I would like this feature. Is specially useful for political activists in authoritarian countries. Having the ability to avoid torture by writing your password and having no traces of your messages are a good idea.

(In Venezuela this would be really useful, they force you to show your messages from your devices)

[mcginty]

While it's something that could be interesting, it's not going to happen in the immediate future. For those who have higher requirements to remove sensitive content from their devices, you can still manually delete messages or turn on trimming to only keep the last N messages in your conversation.

[jooize]

Trimming sounds useful, thanks for mentioning it! Would like that or something similar to Signal iOS. Preferably that it trims after both number of (read?) messages and time, whichever comes first.

@ghostbar For that purpose, perhaps another password unlocking a collection of custom messages would be even better? An empty log could be considered suspicious. One might also want to consider what should happen when new messages come in while you're in that “secret public” collection. Imagine if they force one to show that it works properly.

Another idea is a panic gesture that instantly clears everything. Destructive, and would have to work reliably of course.

[TheStash]

I believe this feature could be implemented as an opt-in feature, Silent Text has this feature and it is pretty cool (link: https://support.silentcircle.com/customer/portal/articles/1645090-what-is-the-%E2%80%98burn-notice%E2%80%99-and-how-do-i-use-it- )

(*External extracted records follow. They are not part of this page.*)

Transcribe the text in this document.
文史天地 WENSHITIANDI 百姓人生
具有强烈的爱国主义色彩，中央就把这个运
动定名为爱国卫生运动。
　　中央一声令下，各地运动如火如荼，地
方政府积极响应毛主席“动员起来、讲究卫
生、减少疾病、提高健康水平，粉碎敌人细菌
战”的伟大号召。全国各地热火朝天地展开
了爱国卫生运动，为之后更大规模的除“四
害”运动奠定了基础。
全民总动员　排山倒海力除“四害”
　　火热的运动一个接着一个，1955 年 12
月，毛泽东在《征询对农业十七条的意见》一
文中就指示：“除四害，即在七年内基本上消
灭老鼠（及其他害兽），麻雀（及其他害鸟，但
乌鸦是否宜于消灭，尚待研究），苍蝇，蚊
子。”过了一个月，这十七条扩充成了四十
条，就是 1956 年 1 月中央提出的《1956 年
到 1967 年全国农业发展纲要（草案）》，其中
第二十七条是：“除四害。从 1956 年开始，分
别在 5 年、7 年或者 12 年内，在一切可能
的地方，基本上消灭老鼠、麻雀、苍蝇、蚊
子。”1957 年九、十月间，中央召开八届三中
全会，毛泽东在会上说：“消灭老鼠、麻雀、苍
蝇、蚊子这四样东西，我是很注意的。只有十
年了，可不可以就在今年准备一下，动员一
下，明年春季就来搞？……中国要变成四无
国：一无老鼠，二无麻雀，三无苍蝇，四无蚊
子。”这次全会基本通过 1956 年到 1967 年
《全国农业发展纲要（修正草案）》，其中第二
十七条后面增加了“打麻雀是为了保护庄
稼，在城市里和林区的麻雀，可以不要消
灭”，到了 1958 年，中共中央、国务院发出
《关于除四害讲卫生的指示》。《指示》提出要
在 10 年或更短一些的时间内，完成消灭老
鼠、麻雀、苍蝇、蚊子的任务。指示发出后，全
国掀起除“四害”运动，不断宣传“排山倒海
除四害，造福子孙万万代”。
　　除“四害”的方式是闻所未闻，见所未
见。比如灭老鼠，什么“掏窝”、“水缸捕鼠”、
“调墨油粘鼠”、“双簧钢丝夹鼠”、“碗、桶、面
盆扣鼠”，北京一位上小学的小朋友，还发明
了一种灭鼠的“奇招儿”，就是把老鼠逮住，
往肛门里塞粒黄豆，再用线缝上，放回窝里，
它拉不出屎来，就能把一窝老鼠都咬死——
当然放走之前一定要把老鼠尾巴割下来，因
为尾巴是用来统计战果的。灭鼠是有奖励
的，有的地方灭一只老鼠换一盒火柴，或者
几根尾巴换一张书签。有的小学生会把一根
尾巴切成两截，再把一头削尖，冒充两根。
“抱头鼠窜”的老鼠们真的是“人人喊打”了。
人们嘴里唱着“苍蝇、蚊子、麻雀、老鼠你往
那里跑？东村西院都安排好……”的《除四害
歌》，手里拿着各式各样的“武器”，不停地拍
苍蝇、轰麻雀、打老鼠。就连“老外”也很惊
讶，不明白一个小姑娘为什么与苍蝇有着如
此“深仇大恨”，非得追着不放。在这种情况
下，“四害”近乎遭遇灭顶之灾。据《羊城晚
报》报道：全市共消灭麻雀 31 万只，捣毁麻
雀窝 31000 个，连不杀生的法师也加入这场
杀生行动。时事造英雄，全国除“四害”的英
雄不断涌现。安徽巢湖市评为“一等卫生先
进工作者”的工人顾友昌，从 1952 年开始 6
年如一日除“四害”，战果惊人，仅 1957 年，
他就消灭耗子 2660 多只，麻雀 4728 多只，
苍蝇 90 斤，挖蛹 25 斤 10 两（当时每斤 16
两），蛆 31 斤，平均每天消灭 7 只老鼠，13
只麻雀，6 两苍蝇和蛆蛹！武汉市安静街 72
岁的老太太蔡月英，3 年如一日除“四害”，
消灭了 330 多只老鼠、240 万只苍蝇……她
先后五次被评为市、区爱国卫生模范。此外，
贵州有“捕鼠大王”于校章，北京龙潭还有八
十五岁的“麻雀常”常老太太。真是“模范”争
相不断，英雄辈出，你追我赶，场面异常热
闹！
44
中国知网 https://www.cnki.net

The user want to be the master of his communication: It could be an opt-in feature per chat/group chat or globally; sometimes an oppressive regime people need this feature as when a political opponent is caught the government forces him to hand his phone and password - you can't negotiate it, those kind of people would agree to enable this feature to protect their own selves... what they are doing doesn't have to be wrong, but the government can take this and use against him and chat participants whether it is a group or one-to-one chat.

It is technically impossible to do this in a "good" way: only developers and technically minded people could build their own builds and could disable this kind of feature, so having this feature as opt-in would preserve your right and would not encourage someone to opt-in this conversation.

This leads to a false sense of security: i believe that it is pretty doable to receive a delete confirmation from devices in which the message got deleted.